2 Yorum 2 Yorum  | 04 Ekim, 2005

Efendime söyleyeyim, malumunuz tüm sene okulda sürünüp, tüm yazını bütünlemelerle telef eden ey Türk gençliği artık okulların açılmasını umursamamakta, umarsızca ve şuursuzca “nerede ne etkinlik var kardeş?” şeklinde önündekilerin omuzlarını tıktıklar moda geçmektedir.

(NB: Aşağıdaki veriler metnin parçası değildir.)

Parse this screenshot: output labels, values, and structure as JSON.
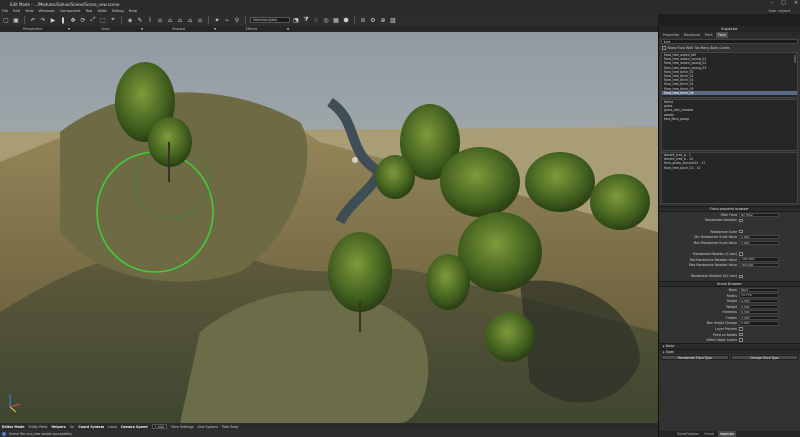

Bu “ne oldum” hatta “nasıl geçtim sınıfı” delisi insanlara örnek teşkil eder halde, altımda “şekil-1-a” ibaremle dolanırken “evet” dedim, “neden olmasın”. Güzel de filmler seçtim hani, “Bir gün de çıkar Bienal’e giderim artık oh oh enstalasyon enstalasyon!” şeklinde kendi çapımda eğlenir ve 2 ekim Pazar sabahı 11:00’e bilet alırken (Sizi külfetten kurtarayım. O matinede Charles Bukowski’nin Factotum’undan uyarlama filmimiz mevcuttu) ben ince hesapları yapmayı unutmuştum. Zira ince hesap kotamı, barajları geçmem için gerekli notları hesaplama sırasında doldurmuştum.

İnce hesaplar aslında pek kocamandı da görememiştik. Mesela, o gün “halk koşusu” yapılacaktı! Birinci köprü kapatılacaktı! Taksime gidişler durdurulacaktı! Ben de Anadolu yakasında iskan etmekteydim ve otobüse bindiğim zaman, araç ikinci köprüye doğru yönelenene kadar uyanamamıştım.

Bundan sonrasını, “Boğaz Turu” şeklinde ikinci bir başlıkla anlatmayı isterdi gönlüm zira, görülmedik ne Anadolu kavakları kaldı, ne Rumeli hisarı, ne Bebek, ne Levent ne hede ne hödö. (Otobüste ayakta olduğumu ve bu sırada en kısa süre içinde varis çorabı almaya karar verdiğimi ve sonra karar verdiğim birçok şey gibi onu da otobüsten inene kadar unuttuğumu ve bu sebeple bir türlü beklediğim devrimi gerçekleştiremediğimi de belirteyim. Parantez koyalım.)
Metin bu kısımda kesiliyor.